Friday, March 08, 2013

Making Yourself Vulnerable

Recently I was reading from the December 2012 issue of Reader's Digest. Yes, I realize I am a bit late. Anyway, under the Quotable Quotes section I found a little gem that is similar to something I've long felt to be true. It was a quote from Jonathan Safran Foer, "You cannot protect yourself from sadness without protecting yourself from happiness." Isn't that soooooo true?!

To really enjoy something or someone also makes you very vulnerable to pain when or if whatever you enjoy is no longer available to you. Seriously, the only way to avoid loss is to avoid happiness. I've often heard people say they won't have another pet because it hurt too much to lose the last one. I recently heard a friend say she wouldn't consider marriage again because the pain of being widowed was too much. I'm not judging those choices and it certainly isn't my place to decide how much pain is more than someone can handle. I understand why they would say what they said. It does make me think, though, that in order for a loss to be painful, we first had something pretty wonderful...something worthy of being missed.

I let my mind momentary travel down that "what if..." road. I thought of potential losses in my life that would devastate me, at least for a bit. I live in a house that isn't fancy or big by local standards, but in some parts of the world would be thought large enough for multiple families I suppose. I am never hungry, at least not because I have no food. I have plenty of clothes, lovely art work to enjoy, heat in the winter and air conditioning in the summer, a cell phone, a computer and so much more! What I value most, though, are the relationships in my life.  Due to the nature of the human body, though, any of those I love can be gone in a  heartbeat.

I don't really know how to handle those thoughts other than to be so very grateful for what I have now. All the "stuff" I enjoy is expendable. The relationships are not. I have a long list of friends that bring great enrichment to my life. And my family? My family is my joy!

(9/2012 my sister, my mom, my granddaughters and my husband)

I've typed out this last part over and over, and erased what I typed over and over as well. I am trying to tell you about the gift of faith that lets me relax a bit about making myself vulnerable through relationships. I'm trying to tell you that I do not believe that saying good-bye to a loved one in this life is necessarily a permanent good-bye. I was having a lot of trouble trying to do this without sounding sappy. Then, I had a brainstorm! I'd just share a Bible passage that says it better than could I.

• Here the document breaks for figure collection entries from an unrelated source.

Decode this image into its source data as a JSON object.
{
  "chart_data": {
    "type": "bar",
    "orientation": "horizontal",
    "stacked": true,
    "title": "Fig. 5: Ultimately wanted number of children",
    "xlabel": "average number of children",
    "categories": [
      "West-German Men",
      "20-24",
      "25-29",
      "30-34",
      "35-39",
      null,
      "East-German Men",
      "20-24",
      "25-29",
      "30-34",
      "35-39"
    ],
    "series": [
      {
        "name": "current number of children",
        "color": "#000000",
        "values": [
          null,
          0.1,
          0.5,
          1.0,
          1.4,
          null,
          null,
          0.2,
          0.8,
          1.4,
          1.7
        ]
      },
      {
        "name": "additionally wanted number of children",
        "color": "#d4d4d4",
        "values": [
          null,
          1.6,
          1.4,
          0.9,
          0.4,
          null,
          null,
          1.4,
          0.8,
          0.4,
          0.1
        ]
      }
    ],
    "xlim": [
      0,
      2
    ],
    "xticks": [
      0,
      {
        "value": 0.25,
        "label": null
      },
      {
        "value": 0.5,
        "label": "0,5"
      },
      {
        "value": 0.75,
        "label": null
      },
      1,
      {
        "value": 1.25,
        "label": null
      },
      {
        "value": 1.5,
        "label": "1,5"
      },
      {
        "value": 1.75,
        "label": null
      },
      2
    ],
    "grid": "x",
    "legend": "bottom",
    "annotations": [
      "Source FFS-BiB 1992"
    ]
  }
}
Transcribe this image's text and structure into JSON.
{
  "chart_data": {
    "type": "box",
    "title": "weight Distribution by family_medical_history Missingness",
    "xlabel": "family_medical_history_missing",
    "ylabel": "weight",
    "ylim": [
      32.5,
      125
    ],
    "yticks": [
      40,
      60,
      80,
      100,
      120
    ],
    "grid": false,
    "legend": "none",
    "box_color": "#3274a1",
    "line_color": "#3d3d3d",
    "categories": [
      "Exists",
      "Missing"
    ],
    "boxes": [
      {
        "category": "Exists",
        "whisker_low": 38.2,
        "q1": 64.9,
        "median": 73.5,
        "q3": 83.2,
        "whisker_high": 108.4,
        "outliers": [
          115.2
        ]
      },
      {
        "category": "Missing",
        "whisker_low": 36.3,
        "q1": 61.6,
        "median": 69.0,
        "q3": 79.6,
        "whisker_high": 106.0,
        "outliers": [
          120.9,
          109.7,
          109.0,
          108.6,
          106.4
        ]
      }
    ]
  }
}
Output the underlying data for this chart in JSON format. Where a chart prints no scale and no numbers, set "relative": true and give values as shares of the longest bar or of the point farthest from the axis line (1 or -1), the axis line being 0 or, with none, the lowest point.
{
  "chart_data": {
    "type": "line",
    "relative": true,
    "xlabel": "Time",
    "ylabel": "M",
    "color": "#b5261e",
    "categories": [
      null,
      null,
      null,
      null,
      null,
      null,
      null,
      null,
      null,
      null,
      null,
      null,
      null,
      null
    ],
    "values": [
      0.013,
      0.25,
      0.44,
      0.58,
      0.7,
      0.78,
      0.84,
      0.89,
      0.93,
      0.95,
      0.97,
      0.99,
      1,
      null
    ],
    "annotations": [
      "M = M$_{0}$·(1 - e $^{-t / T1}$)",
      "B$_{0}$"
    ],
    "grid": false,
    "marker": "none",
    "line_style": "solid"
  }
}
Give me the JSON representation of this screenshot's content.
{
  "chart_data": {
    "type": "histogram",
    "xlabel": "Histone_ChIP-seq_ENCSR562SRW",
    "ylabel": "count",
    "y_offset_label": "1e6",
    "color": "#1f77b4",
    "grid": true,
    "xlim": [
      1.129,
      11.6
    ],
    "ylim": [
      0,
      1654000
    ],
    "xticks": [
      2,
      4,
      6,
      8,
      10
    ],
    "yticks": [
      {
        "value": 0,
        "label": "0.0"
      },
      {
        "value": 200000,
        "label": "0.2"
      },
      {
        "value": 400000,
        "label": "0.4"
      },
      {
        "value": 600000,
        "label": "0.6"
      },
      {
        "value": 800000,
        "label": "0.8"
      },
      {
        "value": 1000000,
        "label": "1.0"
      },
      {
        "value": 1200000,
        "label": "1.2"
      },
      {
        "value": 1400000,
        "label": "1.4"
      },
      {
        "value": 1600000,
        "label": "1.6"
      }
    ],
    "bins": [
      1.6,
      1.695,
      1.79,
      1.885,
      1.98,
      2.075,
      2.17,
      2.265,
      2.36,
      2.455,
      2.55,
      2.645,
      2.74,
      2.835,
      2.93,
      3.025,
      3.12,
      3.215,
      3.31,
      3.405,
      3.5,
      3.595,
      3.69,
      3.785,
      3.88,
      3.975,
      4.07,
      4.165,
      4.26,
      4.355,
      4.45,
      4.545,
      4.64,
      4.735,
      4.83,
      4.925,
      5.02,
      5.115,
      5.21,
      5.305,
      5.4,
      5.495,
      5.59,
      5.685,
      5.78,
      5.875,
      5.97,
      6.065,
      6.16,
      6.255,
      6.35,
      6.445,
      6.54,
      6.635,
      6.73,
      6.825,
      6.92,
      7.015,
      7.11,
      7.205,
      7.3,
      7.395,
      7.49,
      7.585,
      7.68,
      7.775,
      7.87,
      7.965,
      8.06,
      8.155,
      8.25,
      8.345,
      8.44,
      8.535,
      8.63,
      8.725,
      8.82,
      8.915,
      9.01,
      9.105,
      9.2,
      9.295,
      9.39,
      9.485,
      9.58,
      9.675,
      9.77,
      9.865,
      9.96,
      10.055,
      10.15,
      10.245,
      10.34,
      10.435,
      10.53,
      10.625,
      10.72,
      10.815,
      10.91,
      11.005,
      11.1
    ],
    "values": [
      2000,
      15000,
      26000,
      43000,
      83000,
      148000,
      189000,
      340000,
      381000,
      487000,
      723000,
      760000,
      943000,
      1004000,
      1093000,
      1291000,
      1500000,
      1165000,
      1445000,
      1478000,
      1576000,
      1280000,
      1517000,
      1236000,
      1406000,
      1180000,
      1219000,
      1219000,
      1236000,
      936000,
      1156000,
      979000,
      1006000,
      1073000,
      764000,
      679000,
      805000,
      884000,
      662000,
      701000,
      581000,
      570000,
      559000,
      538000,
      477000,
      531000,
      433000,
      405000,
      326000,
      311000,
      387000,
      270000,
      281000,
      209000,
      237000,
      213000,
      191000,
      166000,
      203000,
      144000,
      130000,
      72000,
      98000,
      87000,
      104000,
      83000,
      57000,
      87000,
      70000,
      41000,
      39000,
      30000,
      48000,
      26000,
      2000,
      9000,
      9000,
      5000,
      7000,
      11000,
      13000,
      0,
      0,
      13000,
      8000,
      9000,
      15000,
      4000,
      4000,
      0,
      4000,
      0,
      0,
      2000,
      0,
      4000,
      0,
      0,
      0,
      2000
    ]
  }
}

    1 Corinthians 15:54-57
    Then, when our dying bodies have been transformed into bodies that will never die, this Scripture will be fulfilled:
    “Death is swallowed up in victory.
    O death, where is your victory?
    O death, where is your sting?”
    For sin is the sting that results in death, and the law gives sin its power. But thank God! He gives us victory over sin and death through our Lord Jesus Christ.
     (NLT)

2 comments:

Maria Rose said...

There is a saying I love, "The price of love is loss."

elizabeth said...

yes - victory over death through Jesus Christ! Thank God, indeed!